L'Europe, après les Etats-Unis, a entériné mercredi un vaste projet renforçant la supervision de son secteur financier via la création d'autorités supranationales, afin de tirer les leçons de la crise mondiale qui continue à se faire sentir, en Irlande notamment.
Le Parlement européen, réuni à Strasbourg, a approuvé à une très large majorité ce projet emblématique, discuté depuis plus d'un an et demi.
C'était le dernier feu vert attendu, après celui déjà donné par les ministres européens des Finances le 7 septembre.
Cette réforme jugée cruciale, qui intervient après des décisions similaires prises par les Etats-Unis, doit maintenant entrer en vigueur en janvier prochain.
"C'est un accord historique" et "la première leçon importante tirée de la crise financière", a déclaré devant les eurodéputés le ministre des Finances belge Didier Reynders, dont le pays préside l'UE.
Avec ce vote, "le Parlement européen apporte la preuve que l'UE n'est pas en reste, et qu'elle est aussi un leader dans le processus de réforme (de la finance mondiale) soutenu au G20", a-t-il ajouté.
Le projet va permettre d'"éviter la récurrence des crises sévères, protéger les consommateurs et nourrir la croissance durable", a renchéri le commissaire européen chargé des services financiers, Michel Barnier.
Il a pour objectif de mettre fin à l'émiettement national de la supervision des banques, marchés et compagnies d'assurance en Europe, qui s'est avéré préjudiciable lors de la crise financière de 2008 et 2009.
La réforme prévoit notamment la mise en place d'un "comité européen du risque systémique", sorte de vigie qui avertira les autorités nationales et émettra des recommandations quand il détecte un problème important pour la stabilité générale.
Elle va conduire aussi à la mise en place de trois nouvelles autorités supranationales chargées de surveiller les banques, les assureurs et les marchés, ayant leur mot à dire dans le contrôle du secteur financier des différents pays.
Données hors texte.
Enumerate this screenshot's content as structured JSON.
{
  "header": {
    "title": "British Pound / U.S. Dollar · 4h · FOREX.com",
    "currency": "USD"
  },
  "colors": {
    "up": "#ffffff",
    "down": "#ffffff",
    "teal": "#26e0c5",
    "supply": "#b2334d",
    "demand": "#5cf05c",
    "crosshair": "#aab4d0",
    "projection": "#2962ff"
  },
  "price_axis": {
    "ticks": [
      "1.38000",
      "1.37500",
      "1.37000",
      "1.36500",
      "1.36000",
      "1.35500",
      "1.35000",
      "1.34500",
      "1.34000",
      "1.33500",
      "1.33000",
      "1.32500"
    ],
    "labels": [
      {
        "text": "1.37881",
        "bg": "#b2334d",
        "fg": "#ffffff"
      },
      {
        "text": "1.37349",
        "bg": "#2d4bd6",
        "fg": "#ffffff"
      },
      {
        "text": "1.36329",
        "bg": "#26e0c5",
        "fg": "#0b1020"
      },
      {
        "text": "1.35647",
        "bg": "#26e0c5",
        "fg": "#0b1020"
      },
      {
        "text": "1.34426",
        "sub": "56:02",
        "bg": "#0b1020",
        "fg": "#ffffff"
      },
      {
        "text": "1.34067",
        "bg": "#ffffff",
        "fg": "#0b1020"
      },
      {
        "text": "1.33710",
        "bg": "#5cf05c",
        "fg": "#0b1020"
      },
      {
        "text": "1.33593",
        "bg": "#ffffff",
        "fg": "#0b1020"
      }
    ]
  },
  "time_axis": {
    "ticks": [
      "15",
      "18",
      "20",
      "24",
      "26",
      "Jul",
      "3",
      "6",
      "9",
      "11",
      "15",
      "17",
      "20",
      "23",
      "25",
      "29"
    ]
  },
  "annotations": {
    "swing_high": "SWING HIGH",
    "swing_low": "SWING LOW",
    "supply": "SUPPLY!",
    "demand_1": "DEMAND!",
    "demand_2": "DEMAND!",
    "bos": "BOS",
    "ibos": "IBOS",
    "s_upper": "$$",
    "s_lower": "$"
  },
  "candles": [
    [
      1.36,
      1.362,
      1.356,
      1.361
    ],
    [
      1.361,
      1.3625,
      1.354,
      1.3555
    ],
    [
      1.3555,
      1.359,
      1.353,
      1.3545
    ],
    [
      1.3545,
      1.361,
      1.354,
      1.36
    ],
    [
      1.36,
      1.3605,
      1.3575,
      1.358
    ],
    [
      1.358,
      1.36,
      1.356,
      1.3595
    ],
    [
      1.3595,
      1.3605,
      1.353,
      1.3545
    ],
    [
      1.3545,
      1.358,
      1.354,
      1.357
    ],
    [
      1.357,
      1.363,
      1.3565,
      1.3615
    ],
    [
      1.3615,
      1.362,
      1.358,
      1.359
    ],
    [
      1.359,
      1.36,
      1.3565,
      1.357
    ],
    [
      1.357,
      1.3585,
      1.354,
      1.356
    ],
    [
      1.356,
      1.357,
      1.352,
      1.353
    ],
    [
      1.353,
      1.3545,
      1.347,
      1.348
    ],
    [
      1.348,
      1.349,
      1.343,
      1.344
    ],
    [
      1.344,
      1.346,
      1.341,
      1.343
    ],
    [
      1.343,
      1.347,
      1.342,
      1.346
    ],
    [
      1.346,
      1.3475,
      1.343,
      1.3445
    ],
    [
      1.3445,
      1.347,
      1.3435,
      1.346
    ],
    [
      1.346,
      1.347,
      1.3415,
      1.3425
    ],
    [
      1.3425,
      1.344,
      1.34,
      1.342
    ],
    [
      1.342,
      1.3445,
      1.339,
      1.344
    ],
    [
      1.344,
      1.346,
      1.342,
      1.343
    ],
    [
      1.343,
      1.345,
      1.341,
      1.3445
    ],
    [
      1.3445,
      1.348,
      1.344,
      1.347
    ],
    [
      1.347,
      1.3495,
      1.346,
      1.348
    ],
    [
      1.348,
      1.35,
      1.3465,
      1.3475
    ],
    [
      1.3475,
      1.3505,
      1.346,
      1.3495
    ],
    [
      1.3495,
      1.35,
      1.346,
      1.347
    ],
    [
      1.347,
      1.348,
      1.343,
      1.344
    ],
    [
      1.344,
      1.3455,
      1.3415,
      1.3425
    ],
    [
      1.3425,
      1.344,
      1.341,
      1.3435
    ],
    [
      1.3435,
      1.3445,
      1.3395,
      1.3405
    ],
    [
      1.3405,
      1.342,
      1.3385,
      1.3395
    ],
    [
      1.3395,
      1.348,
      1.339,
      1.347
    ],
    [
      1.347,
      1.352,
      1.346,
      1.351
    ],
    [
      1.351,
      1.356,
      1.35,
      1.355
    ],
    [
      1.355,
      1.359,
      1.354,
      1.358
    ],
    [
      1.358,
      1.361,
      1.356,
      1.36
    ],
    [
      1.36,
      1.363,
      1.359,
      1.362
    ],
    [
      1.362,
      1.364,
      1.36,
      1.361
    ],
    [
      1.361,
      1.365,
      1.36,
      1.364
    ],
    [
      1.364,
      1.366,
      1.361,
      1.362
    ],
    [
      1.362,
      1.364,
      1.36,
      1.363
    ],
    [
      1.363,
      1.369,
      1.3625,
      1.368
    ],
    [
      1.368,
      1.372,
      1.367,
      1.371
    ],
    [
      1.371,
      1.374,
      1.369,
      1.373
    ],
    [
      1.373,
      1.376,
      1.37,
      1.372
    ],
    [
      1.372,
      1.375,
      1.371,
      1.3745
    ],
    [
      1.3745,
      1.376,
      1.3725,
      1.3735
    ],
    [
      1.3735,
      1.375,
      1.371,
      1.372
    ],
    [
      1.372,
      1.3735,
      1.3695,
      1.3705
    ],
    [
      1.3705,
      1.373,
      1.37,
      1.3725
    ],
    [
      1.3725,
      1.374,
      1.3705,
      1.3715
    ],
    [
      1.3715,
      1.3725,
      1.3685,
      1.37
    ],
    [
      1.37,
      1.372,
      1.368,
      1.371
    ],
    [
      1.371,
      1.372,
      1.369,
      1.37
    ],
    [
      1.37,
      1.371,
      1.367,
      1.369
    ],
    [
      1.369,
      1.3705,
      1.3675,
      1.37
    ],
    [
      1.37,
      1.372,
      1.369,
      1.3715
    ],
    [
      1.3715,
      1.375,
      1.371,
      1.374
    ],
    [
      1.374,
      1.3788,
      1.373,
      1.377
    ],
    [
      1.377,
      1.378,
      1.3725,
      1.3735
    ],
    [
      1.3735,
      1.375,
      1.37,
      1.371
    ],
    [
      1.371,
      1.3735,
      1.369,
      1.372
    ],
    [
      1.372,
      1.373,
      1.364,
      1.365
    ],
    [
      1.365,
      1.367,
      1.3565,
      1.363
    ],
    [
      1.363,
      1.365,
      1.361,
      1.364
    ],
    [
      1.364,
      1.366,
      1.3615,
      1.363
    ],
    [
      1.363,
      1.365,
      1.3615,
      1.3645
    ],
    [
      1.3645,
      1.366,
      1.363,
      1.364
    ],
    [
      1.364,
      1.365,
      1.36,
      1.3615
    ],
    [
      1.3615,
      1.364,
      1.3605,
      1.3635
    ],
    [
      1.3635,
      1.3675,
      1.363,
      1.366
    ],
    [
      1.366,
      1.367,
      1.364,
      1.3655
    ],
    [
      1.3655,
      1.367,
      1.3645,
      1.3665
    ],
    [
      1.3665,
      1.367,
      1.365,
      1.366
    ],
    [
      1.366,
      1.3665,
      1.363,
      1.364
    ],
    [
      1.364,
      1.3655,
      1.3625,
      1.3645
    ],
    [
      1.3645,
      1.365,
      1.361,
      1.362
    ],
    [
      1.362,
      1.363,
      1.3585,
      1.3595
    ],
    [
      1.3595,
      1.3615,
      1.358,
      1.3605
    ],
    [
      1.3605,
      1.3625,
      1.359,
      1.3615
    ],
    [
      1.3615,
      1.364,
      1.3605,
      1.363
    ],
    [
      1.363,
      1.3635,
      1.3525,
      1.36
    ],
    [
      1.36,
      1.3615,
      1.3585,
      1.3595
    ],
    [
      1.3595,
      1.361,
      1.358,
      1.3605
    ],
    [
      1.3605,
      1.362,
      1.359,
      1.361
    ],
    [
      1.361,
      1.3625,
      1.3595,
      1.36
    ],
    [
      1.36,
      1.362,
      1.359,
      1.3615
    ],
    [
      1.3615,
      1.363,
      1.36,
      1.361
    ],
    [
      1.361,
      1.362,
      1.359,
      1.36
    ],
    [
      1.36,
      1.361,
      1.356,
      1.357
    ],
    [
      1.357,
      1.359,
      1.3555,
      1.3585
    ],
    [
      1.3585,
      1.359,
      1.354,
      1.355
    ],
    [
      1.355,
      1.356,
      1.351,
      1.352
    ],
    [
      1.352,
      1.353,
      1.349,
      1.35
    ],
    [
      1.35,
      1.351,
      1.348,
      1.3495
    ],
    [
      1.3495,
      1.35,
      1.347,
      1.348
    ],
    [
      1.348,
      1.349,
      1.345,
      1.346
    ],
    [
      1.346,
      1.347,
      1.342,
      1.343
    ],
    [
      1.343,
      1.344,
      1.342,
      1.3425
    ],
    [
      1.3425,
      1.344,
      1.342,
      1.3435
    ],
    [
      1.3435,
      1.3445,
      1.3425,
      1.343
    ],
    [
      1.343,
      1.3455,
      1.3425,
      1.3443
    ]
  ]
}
Jusqu'ici, cette mission restait pour l'essentiel du ressort national dans l'UE.
La question des pouvoirs à conférer à ces nouvelles autorités a été au coeur des tractations pendant des mois.
La Grande-Bretagne en particulier, soucieuse de préserver les intérêts de la City, a beaucoup résisté face à ce qu'elle considère comme des atteintes à sa souveraineté nationale de la part des futures autorités.
Elle avait réussi, dans un premier compromis trouvé fin 2009 entre Etats, à obtenir des concessions, et notamment à limiter le droit d'intervention de ces nouvelles autorités en cas de crise, lui permettant de contester une décision qui porterait atteinte à sa "souveraineté budgétaire". Dans le cas où il serait demandé par exemple de renflouer une banque.
Le Parlement a notamment obtenu que cette clause ne puise être abusivement utilisée.
La mise en place de cette nouvelle architecture financière marque une étape importante dans les efforts de régulation financière de l'Europe, qui s'efforce de ne pas être en retard sur les Etats-Unis.
Parmi les autres chantiers en cours, les Européens peinent cependant encore à avancer sur un projet visant à mieux réguler les fonds spéculatifs (hedge funds). Des discussions ont repris récemment sur ce sujet entre Etats et Parlement, mais restent difficiles.
Ces réformes apparaissent d'autant plus cruciales que la crise financière continue à se faire sentir en Irlande, en pleine tourmente à cause des graves difficultés du secteur bancaire.
Les inquiétudes des marchés ont redoublé ces derniers jours concernant la solvabilité de ce pays, qui doit renflouer largement ses banques.